I didn’t notice Marla move until her arms were around my neck and I felt her lips brush my cheek. My world shifted once again as the gentle contact of another live human erased all the horror and pain I had gone through in the last couple of days and more importantly, the doubts I was having about Marla. This woman was either using a pleasing subterfuge to distract me or she was just as scared and afraid as me. The surprise of her touch froze me momentarily before I awkwardly wrapped my arms around her, not sure if I should be comforting her or making a move.
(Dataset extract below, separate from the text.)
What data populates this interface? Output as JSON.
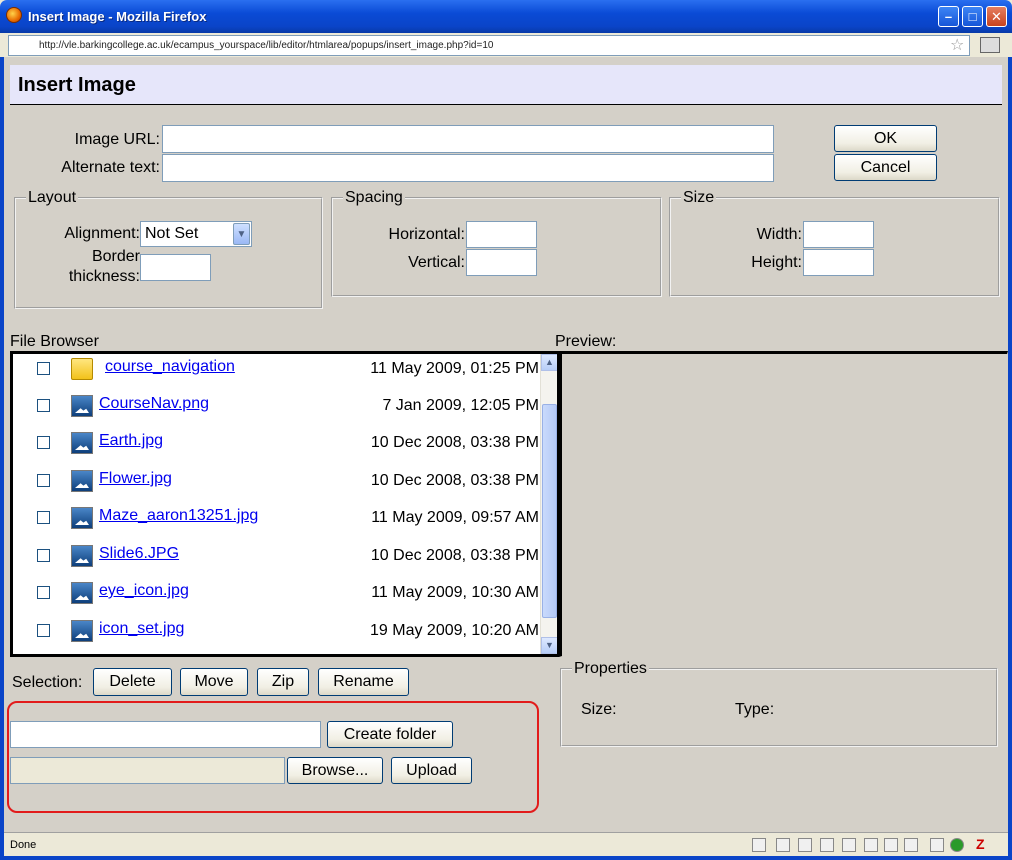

Marla pulled away before I could decide what to do and went to Hunter without a word. I didn’t say anything, content to leave the strange silence hanging in the air. I stayed by the boarded up window thinking about and wanting to feel the heat of Marla’s breath and flesh again; living flesh. The moment was surreal. Monsters outside and awkward embraces inside. I didn’t know which I preferred. My experiences with women were limited and this was a situation like no other, regardless of experience. I gave Marla and Hunter their space and sat down leaning against the door closing my eyes so as not to be staring at her and coming off creepy. It wasn’t long until my eyes drooped and sleep overtook me. There were no soldiers, no blood and destruction as my mind rested in total darkness.